Y los modelos los constituyen no sólo los pensamientos sino las personas que los llevan a cabo y las imágenes que representan. Y Vicente Gotor y Paz de Andrés personifican, aunque sea a su pesar, la Universidad que se conoce como conservadora y progresista, no en vano los dos son viejos soldados de viejas batallas. Es cierto, sin embargo, que el tiempo, que siempre suaviza intensidades, y la incorporación a la Universidad de Oviedo de savia joven, que es ajena a la historia de cada cual, ha enriquecido visiblemente ambos sectores, entremezclando estudiantes de izquierdas en el grupo de Gotor con profesorado de derechas en el de Paz de Andrés.
En eso se basan los candidatos cuando mantienen que se está diluyendo la imagen de las dos universidades. De hecho, Vicente Gotor reivindica, sempiterno, el carácter progresista de su candidatura, y Paz de Andrés todavía ha insistido recientemente en que ella nunca ha concurrido a las elecciones y que, por tanto, se desconoce si tiene o no un bloque.

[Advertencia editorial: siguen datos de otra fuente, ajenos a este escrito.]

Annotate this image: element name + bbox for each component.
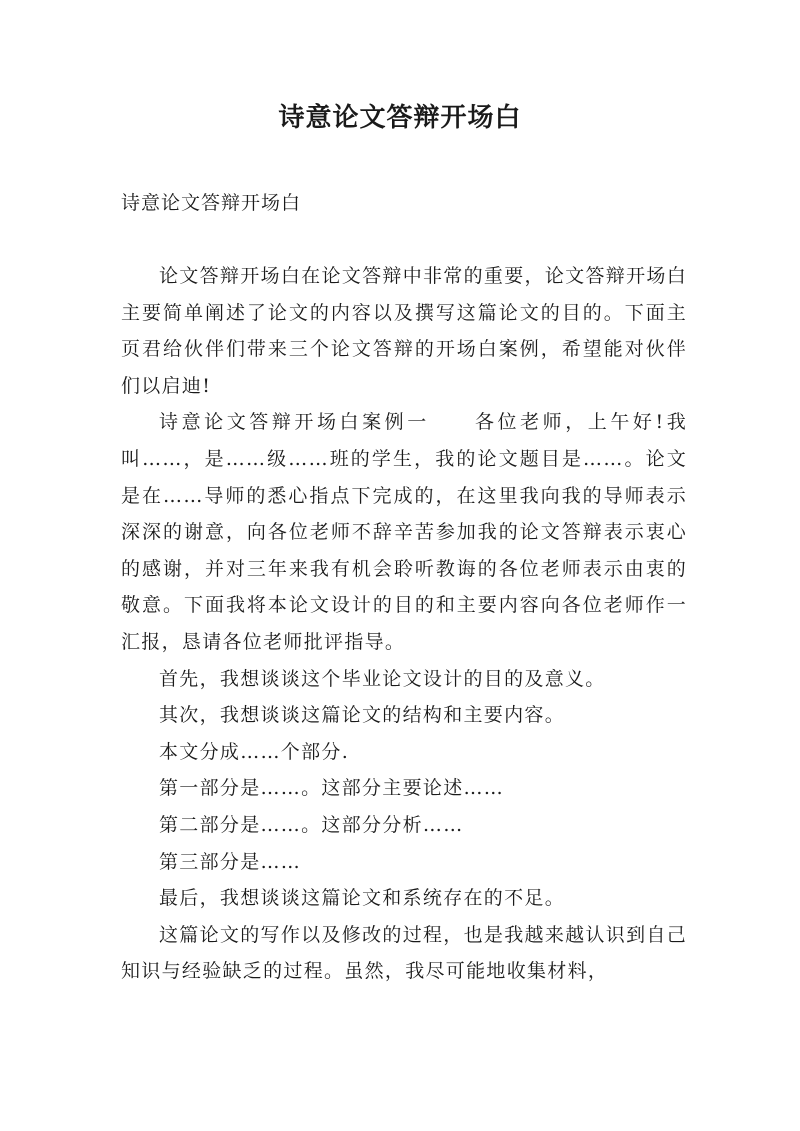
paragraph-intro: 论文答辩开场白在论文答辩中非常的重要，论文答辩开场白主要简单阐述了论文的内容以及撰写这篇论文的目的。下面主页君给伙伴们带来三个论文答辩的开场白案例，希望能对伙伴们以启迪!	[121, 265, 687, 397]
paragraph-first: 首先，我想谈谈这个毕业论文设计的目的及意义。	[159, 667, 606, 690]
paragraph-part-two: 第二部分是……。这部分分析……	[159, 813, 464, 836]
document-title: 诗意论文答辩开场白	[278, 103, 522, 133]
paragraph-part-one: 第一部分是……。这部分主要论述……	[159, 777, 505, 800]
paragraph-last: 最后，我想谈谈这篇论文和系统存在的不足。	[159, 887, 566, 910]
document-body	[121, 258, 687, 990]
paragraph-parts: 本文分成……个部分.	[159, 740, 350, 763]
paragraph-second: 其次，我想谈谈这篇论文的结构和主要内容。	[159, 704, 566, 727]
paragraph-writing-process: 这篇论文的写作以及修改的过程，也是我越来越认识到自己知识与经验缺乏的过程。虽然，我尽可能地收集材料，	[121, 923, 687, 983]
document-subtitle: 诗意论文答辩开场白	[121, 192, 302, 214]
paragraph-part-three: 第三部分是……	[159, 850, 302, 873]
paragraph-case-one: 诗意论文答辩开场白案例一 各位老师，上午好!我叫……，是……级……班的学生，我的论文题目是……。论文是在……导师的悉心指点下完成的，在这里我向我的导师表示深深的谢意，向各位老师不辞辛苦参加我的论文答辩表示衷心的感谢，并对三年来我有机会聆听教诲的各位老师表示由衷的敬意。下面我将本论文设计的目的和主要内容向各位老师作一汇报，恳请各位老师批评指导。	[121, 411, 687, 653]
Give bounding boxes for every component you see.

Pero, a decir verdad, ambos buscan aglutinar el voto, porque si algo dejaron claro las dos confrontaciones electorales de Juan Vázquez (2000 y 2004), y hasta la cita con las urnas del pasado martes, es que, con incorporaciones o sin ellas, con trasvases de voluntades o sin ellos, los grandes grupos del profesorado, los que tienen el poder determinante de los votos, están hechos. Juan Vázquez necesitó una segunda vuelta para ganar a Julio Rodríguez y Vicente Gotor no creció ni siquiera un punto desde su enfrentamiento electoral con Juan Vázquez. Del 48,76% obtenido en 2004 ha pasado al 49,26% en 2008. Ni siquiera el voto de castigo a ocho años de gestión, muy cuestionados, logró superar el techo de hace cuatro años.
Muchas coincidencias
Las situaciones son equidistantes. Y es que, programáticamente, los mensajes no se diferencian demasiado. Los dos apuestan decidida y prioritariamente por el Espacio Europeo de Educación Superior. Los dos recurren al regreso a la Academia. Los dos abogan por una investigación puntera y mejor organizada. Los dos fomentan la conciliación de la vida familiar y laboral. Los dos coinciden en la potenciación de las instalaciones deportivas. Los dos vislumbran un nuevo edificio en Gijón. Los dos prestan una novedosa y muy marcada atención a la administración universitaria. Los dos se mantienen prudentemente expectantes ante las nuevas titulaciones. Los dos vaticinan relaciones cordiales con el Principado. Y hasta los dos juegan la arriesgada carta de la lengua asturiana.
Ante tales coincidencias y grandes líneas programáticas, se marcan algunas diferencias, de detalle y de talante, con las que cada cual quiere señalar su excepcionalidad. La de Vicente Gotor, alma investigadora donde las haya, se sustenta en bascular el apoyo institucional hacia los grupos emergentes, además de incluir entre los elementos de recuperación del prestigio universitario la potenciación del servicio jurídico.
En el caso de Paz de Andrés podría ser la participación, sobre todo si tenemos en cuenta que dos de sus incorporaciones más novedosas consisten en proporcionar a la comunidad universitaria un pequeño margen de colaboración en los presupuestos de la institución, y someter a todos sus vicerrectores a comparecencias periódicas por los campus para rendir cuentas de su gestión.
Personas y programas
Al final, lo que dirimirá el Rectorado serán las personas y no los programas, porque cualquier objetivo que se plantee la Universidad de Oviedo tendrán que cumplirlo personas que viven día a día en despachos y aulas, que se conocen y que se guardan rencores y gratitudes. Paz de Andrés difinió su modelo de Universidad como «de excelencia, participativa, académica, sin privilegios y sin clientelismos». No quiso ponerle nombre a esa contraimagen, pero Vicente Gotor, por si acaso, se defendió: «Voy con las manos libres».
En cualquier caso, la campaña electoral enfoca su última recta. Y será, en palabras, incluso, de seguidores de Gotor, «entre los dos mejores candidatos».